Parentheses: All parentheses in the examples are optional and are used merely for grouping parts of the expression to improve visual perception. They may embrace: Equals operator group(s), conjunctive expression, production rule group(s), and the entire disjunctive form. Any expression may not have any parentheses at all.

AoS expression structure and evaluation: The principle of AoS expression structure and evaluation reflects the nature of the change of state of properties observed in qualitative systems. According to this nature, a particular dependent property either changes its state as a result of arising situations causing it to change, or does not change its state, when there are no situations that cause it to change, or there exists two or more situations that create contradictory requirement implying dependent on them property to be simultaneously in different states. Following the awareness of this nature, computed XDNF expression is defined as a composition of subexpressions where the top-level view of the expression is written as:

y = y < f (x1, x2, ..., xn);

In the expression, the change of the dependent variable y may only be caused by some, but not all, possible combinations of arguments that the function can potentially be called with. The function, therefore, in general case, is a partially defined and either is supposed to be always called with such combinations of arguments on which it certainly depends, or to be capable of providing indication that either the result, returned from the function, is the new valid state of the dependant variable, or that new state was not produced for the given combination of arguments.

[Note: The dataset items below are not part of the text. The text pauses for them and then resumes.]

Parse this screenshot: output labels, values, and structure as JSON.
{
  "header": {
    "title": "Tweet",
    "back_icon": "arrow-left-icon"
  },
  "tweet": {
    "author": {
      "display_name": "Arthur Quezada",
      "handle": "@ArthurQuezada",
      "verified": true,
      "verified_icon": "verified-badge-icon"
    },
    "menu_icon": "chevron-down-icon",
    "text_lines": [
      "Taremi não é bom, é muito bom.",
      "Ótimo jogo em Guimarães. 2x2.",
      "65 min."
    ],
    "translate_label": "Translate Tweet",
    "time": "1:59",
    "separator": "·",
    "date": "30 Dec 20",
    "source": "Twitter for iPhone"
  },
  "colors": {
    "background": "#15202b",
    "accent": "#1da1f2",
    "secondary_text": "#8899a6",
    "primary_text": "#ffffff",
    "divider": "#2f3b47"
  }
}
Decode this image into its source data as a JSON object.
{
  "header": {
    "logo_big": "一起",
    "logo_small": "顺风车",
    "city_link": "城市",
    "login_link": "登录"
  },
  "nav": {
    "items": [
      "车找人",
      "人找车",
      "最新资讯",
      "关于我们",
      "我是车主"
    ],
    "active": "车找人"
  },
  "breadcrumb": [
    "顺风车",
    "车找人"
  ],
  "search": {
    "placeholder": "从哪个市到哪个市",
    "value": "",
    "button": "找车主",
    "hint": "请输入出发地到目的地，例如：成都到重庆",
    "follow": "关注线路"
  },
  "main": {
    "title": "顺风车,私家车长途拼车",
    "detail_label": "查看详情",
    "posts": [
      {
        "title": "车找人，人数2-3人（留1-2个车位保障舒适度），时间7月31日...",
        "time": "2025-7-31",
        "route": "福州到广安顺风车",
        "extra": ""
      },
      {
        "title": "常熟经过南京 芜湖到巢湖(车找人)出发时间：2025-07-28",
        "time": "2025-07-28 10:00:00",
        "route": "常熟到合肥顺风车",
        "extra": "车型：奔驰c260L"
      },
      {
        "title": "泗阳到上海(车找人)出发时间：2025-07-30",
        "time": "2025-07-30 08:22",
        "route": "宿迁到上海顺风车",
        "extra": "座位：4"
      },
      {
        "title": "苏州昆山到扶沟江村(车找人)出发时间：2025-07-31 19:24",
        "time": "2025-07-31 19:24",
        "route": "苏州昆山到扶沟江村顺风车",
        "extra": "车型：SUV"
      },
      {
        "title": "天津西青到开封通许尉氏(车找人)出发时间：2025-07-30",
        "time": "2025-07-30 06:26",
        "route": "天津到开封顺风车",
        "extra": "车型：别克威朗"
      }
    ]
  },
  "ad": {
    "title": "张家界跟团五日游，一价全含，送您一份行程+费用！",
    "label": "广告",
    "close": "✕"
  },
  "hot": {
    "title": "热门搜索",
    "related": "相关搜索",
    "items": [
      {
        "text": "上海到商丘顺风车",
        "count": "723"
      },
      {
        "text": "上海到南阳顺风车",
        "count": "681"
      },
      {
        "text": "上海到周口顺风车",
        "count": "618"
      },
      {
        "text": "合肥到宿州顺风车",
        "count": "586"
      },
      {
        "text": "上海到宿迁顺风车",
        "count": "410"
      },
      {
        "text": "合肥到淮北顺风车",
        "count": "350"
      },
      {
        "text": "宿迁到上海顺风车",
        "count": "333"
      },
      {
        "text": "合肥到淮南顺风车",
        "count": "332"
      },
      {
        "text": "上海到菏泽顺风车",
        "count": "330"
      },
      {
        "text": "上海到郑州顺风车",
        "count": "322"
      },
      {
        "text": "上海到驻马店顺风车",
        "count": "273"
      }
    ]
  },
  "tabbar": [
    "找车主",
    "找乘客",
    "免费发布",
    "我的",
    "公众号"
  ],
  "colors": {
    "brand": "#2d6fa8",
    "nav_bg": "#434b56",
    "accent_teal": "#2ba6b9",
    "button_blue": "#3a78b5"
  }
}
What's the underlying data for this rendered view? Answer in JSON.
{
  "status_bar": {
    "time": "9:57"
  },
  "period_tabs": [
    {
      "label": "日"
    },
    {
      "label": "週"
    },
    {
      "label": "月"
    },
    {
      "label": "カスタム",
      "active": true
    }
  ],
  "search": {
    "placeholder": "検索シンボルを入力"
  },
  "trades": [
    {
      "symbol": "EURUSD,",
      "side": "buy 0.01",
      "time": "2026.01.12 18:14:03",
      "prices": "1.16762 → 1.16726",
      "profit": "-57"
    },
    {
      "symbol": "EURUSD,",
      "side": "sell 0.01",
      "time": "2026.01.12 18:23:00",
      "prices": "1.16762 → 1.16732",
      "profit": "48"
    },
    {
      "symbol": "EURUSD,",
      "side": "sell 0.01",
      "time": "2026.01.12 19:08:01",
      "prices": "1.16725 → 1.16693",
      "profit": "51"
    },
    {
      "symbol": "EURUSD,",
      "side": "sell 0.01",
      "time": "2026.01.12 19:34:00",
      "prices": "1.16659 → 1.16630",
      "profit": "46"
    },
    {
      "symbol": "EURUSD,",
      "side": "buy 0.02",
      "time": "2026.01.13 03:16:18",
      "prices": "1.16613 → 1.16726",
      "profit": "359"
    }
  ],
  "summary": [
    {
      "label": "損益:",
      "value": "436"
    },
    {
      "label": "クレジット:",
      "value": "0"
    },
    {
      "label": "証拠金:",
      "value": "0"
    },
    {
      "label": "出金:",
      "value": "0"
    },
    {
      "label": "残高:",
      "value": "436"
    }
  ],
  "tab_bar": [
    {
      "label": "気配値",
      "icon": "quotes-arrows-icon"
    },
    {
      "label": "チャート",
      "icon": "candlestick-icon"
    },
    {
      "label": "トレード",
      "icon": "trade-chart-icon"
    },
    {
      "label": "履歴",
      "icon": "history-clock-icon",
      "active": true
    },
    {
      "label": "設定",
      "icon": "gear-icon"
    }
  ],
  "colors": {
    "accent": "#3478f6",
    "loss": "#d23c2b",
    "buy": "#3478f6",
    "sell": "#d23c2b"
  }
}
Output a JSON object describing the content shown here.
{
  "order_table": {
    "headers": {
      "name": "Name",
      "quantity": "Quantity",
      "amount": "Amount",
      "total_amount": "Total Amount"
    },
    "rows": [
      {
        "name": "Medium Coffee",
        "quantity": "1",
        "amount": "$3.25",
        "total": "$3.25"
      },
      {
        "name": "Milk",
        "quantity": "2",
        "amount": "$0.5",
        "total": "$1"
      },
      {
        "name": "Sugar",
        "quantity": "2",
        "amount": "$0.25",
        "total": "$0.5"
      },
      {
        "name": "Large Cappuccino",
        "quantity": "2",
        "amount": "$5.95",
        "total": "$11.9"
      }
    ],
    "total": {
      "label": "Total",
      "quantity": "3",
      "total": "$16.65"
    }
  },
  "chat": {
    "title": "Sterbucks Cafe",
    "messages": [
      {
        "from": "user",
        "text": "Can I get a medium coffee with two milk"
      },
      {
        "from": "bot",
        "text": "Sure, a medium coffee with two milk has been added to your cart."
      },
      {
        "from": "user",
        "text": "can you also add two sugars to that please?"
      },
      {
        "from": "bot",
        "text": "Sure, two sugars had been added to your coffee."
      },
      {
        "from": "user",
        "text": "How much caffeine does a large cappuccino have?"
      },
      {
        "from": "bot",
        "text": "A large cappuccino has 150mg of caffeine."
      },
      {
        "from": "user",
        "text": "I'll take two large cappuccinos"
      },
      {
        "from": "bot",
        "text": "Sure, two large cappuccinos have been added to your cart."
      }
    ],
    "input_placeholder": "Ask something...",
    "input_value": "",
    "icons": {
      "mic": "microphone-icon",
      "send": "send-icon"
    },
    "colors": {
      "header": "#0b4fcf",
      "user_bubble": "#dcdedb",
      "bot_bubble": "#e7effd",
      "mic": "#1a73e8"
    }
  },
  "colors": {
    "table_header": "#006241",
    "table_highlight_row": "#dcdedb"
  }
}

The XDNF expression calculator uses the latter approach by performing computation of the expression in two steps, detailed below.

Step 1. On this step, the partially defined function f is called, with all argument variables initialized, and attempts to compute the dependent variable state. When it appears that the function result, computed for the current combination of arguments, is defined, that is, obtained as a symbol that belongs to subset D of the carrier set S of the model, this result is used as the new meaningful value of the variable y. However, on the other hand, it may always turn out that for the current combination of arguments of the function, its result is NOT defined, as the function returns an auxiliary symbol, belonging to subset X of the carrier set S. This symbol indicates that meaningful results can not be produced. Handling the case when the computed proposed value of a variable is undefined is addressed by the Application operation, which is invoked on Step 2.

Step 2. When the AoS Application operation is invoked, it takes the result computed by the function f as its one operand, and the current value of the dependent variable y as its other operand. It yields its result depending on the value of the operand computed by the function f. The Application operation:

(a) yields the result obtained from the function f, when the result is a valid value, i.e., is a symbol taken from set D, or

(b) yields as the result the current value of the variable being computed, if the result obtained from the function f appears undefined. Proposing as the next value of the dependent variable of the equation its current value, i.e., the same value that the variable already has, leaves the value of this variable virtually unchanged.

Execution of the Application operation completes computation of the expression, and its return is considered the value that is assigned to the variable located on the equation's left side.

A note. The last (third) example, selectable from the dropdown of the Equation Selector, represents a case where the value of the left-hand-side variable y of the equation is also the argument of the right-hand-side XDNF expression. That makes the just-computed variable y become the expression's updated argument. Clicking the "Compute" button again allows you to compute the expression one more time. But this time with the new argument. The example can, thus, be executed repeatedly, allowing it to iterate the variable y through its various values.